Effects of acetazolamide and furosemide on ventilation and cerebral blood volume in normocapnic and hypercapnic patients with COPD.

STUDY
OBJECTIVES: Effects of chronic metabolic alkalosis and acidosis and their relation to central chemoregulation may differ between normocapnic and chronic hypercapnic patients with COPD. The relationship between responses of inspired ventilation (VI), mouth occlusion pressure (P(0.1)), and cerebral blood volume (CBV), to short-term changes in arterial PCO(2) was measured. PATIENTS AND METHODS: Seventeen patients with chronic hypercapnia and COPD (PaCO(2) > 6.0 kPa) and 16 normocapnic patients with COPD (PaCO(2) < or = 6.0 kPa) [FEV(1) 27% predicted] were studied under baseline metabolic conditions and after 1 week of treatment with oral furosemide, 40 mg/d, or acetazolamide, 500 mg/d. Hypercapnia (change in end-tidal carbon dioxide > 1 kPa) was induced by administering adequate amounts of carbon dioxide in the inspired air. CBV was measured using near-infrared spectroscopy.

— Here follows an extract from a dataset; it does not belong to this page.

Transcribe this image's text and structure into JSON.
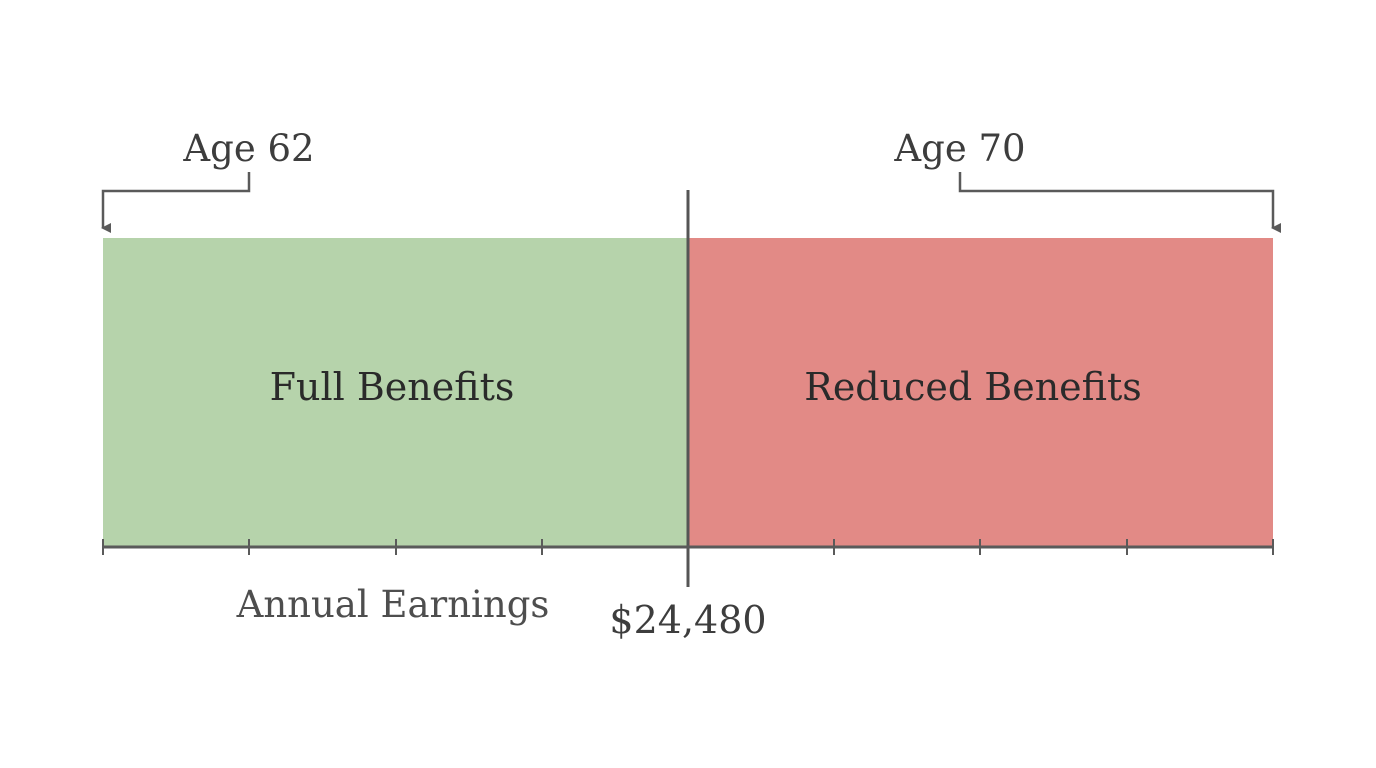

RESULTS: Compared with baseline metabolic condition, chronic metabolic acidosis and alkalosis did not change ventilatory (Delta VI/Delta PaCO(2)) and cerebrovascular (Delta CBV/Delta PaCO(2)) reactivity. Base excess (BE) decreased by 6.8 +/- 1.1 mEq/L and 6.9 +/- 1.6 mEq/L, respectively, in the normocapnic and chronic hypercapnic COPD groups during metabolic acidosis, resulting in a not-quite-significant leftward shift of both the ventilatory and cerebrovascular carbon dioxide response curve. BE increased by 2.3 +/- 1.2 mEq/L and 1.2 +/- 1.3 mEq/L, respectively, during chronic metabolic alkalosis in both COPD groups, without concomitant shift. Poor correlations between ventilatory and cerebrovascular carbon dioxide responsiveness (Delta CBV/Delta PaCO(2) and Delta VI/Delta PaCO(2), Delta CBV/Delta PaCO(2) and Delta P(0.1)/Delta PaCO(2), respectively) were found irrespective of baseline, respiratory condition, and induced metabolic state.
CONCLUSIONS: Normocapnic and chronic hypercapnic COPD patients have the same ventilatory and cerebrovascular carbon dioxide responsiveness irrespective of induced metabolic state.